Weight loss outcomes in laparoscopic vertical sleeve gastrectomy (LVSG) versus laparoscopic Roux-en-Y gastric bypass (LRYGB) procedures: a meta-analysis and systematic review of randomized controlled trials

Purpose: Laparoscopic Roux-en-Y gastric bypass (LRYGB) and laparoscopic vertical sleeve gastrectomy (LVSG) have been proposed as cost-effective strategies to manage morbid obesity. The aim of this meta-analysis was to compare the postoperative weight loss outcomes reported in randomized control trials (RCTs) for LVSG versus LRYGB procedures.
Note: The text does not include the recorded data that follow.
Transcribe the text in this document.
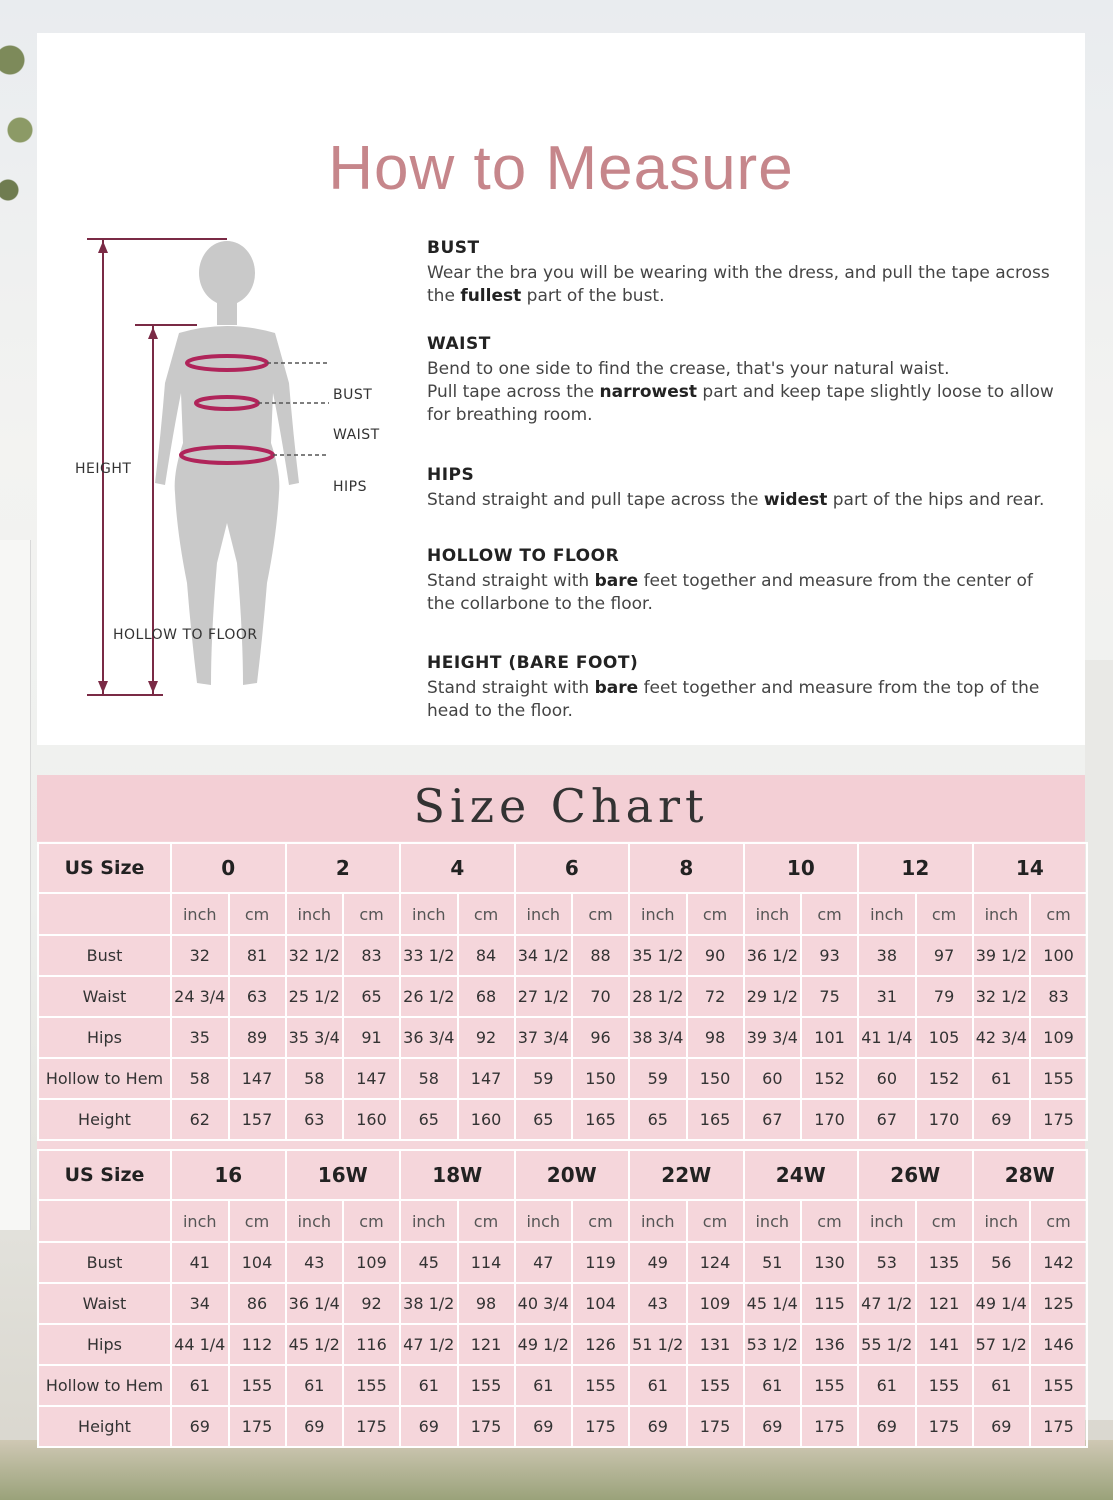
How to Measure
HEIGHT
BUST
WAIST
HIPS
HOLLOW TO FLOOR
BUST
Wear the bra you will be wearing with the dress, and pull the tape across
the fullest part of the bust.
WAIST
Bend to one side to find the crease, that's your natural waist.
Pull tape across the narrowest part and keep tape slightly loose to allow
for breathing room.
HIPS
Stand straight and pull tape across the widest part of the hips and rear.
HOLLOW TO FLOOR
Stand straight with bare feet together and measure from the center of
the collarbone to the floor.
HEIGHT (BARE FOOT)
Stand straight with bare feet together and measure from the top of the
head to the floor.
Size Chart
US Size	0		2		4		6		8		10		12		14	
	inch	cm	inch	cm	inch	cm	inch	cm	inch	cm	inch	cm	inch	cm	inch	cm
Bust	32	81	32 1/2	83	33 1/2	84	34 1/2	88	35 1/2	90	36 1/2	93	38	97	39 1/2	100
Waist	24 3/4	63	25 1/2	65	26 1/2	68	27 1/2	70	28 1/2	72	29 1/2	75	31	79	32 1/2	83
Hips	35	89	35 3/4	91	36 3/4	92	37 3/4	96	38 3/4	98	39 3/4	101	41 1/4	105	42 3/4	109
Hollow to Hem	58	147	58	147	58	147	59	150	59	150	60	152	60	152	61	155
Height	62	157	63	160	65	160	65	165	65	165	67	170	67	170	69	175
US Size	16		16W		18W		20W		22W		24W		26W		28W	
	inch	cm	inch	cm	inch	cm	inch	cm	inch	cm	inch	cm	inch	cm	inch	cm
Bust	41	104	43	109	45	114	47	119	49	124	51	130	53	135	56	142
Waist	34	86	36 1/4	92	38 1/2	98	40 3/4	104	43	109	45 1/4	115	47 1/2	121	49 1/4	125
Hips	44 1/4	112	45 1/2	116	47 1/2	121	49 1/2	126	51 1/2	131	53 1/2	136	55 1/2	141	57 1/2	146
Hollow to Hem	61	155	61	155	61	155	61	155	61	155	61	155	61	155	61	155
Height	69	175	69	175	69	175	69	175	69	175	69	175	69	175	69	175
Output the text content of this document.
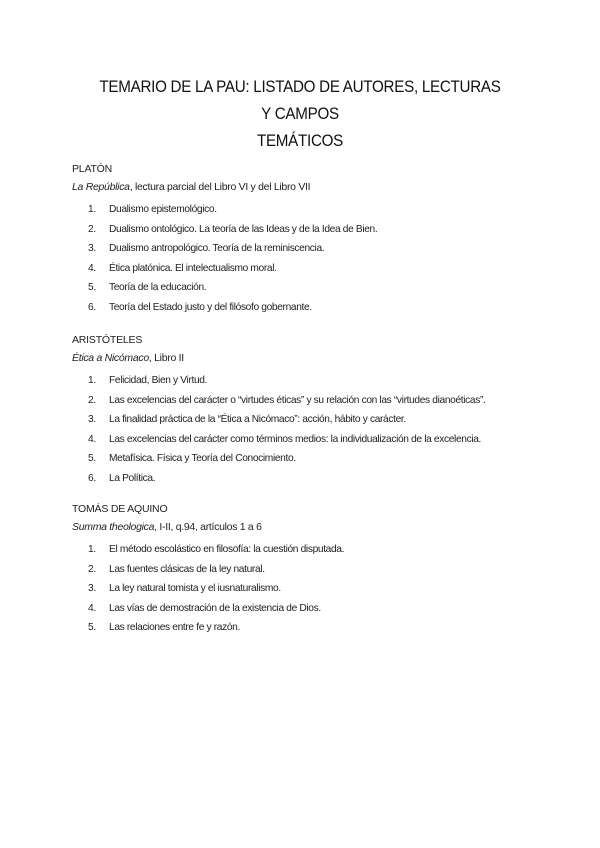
TEMARIO DE LA PAU: LISTADO DE AUTORES, LECTURAS Y CAMPOS
TEMÁTICOS

PLATÓN

La República, lectura parcial del Libro VI y del Libro VII

1.	Dualismo epistemológico.
2.	Dualismo ontológico. La teoría de las Ideas y de la Idea de Bien.
3.	Dualismo antropológico. Teoría de la reminiscencia.
4.	Ética platónica. El intelectualismo moral.
5.	Teoría de la educación.
6.	Teoría del Estado justo y del filósofo gobernante.

ARISTÓTELES

Ética a Nicómaco, Libro II

1.	Felicidad, Bien y Virtud.
2.	Las excelencias del carácter o “virtudes éticas” y su relación con las “virtudes dianoéticas”.
3.	La finalidad práctica de la “Ética a Nicómaco”: acción, hábito y carácter.
4.	Las excelencias del carácter como términos medios: la individualización de la excelencia.
5.	Metafísica. Física y Teoría del Conocimiento.
6.	La Política.

TOMÁS DE AQUINO

Summa theologica, I-II, q.94, artículos 1 a 6

1.	El método escolástico en filosofía: la cuestión disputada.
2.	Las fuentes clásicas de la ley natural.
3.	La ley natural tomista y el iusnaturalismo.
4.	Las vías de demostración de la existencia de Dios.
5.	Las relaciones entre fe y razón.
Material and Methods: RCTs comparing the weight loss outcomes following LVSG and LRYGB in adult population between January 2000 and November 2015 were selected from PubMed, Medline, Embase, Science Citation Index, Current Contents, and the Cochrane database. The review was prepared in accordance with Preferred Reporting of Systematic Reviews and Meta-Analyses (PRISMA). Results: Nine unique RCTs described over 10 publications involving a total of 865 patients (LVSG, n=437; LRYGB, n=428) were analyzed. Postoperative follow-up ranged from 3 months to 5 years. Twelve-month excess weight loss (EWL) for LVSG ranged from 69.7% to 83%, and for LRYGB, ranged from 60.5% to 86.4%. A number of studies reported slow weight gain between the second and third years of postoperative follow-up ranging from 1.4% to 4.2%EWL. This trend was seen to continue to 5 years postoperatively (8% to 10%EWL) for both procedures. Conclusions: In conclusion, LRYGB and LVSG are comparable with regards to the weight loss outcomes in the short term, with LRYGB achieving slightly greater weight loss. Slow weight recidivism is observed after the first postoperative year following both procedures. Long-term reporting of outcomes obtained from well-designed studies using intention-to-treat analyses are identified as a major gap in the literature at present.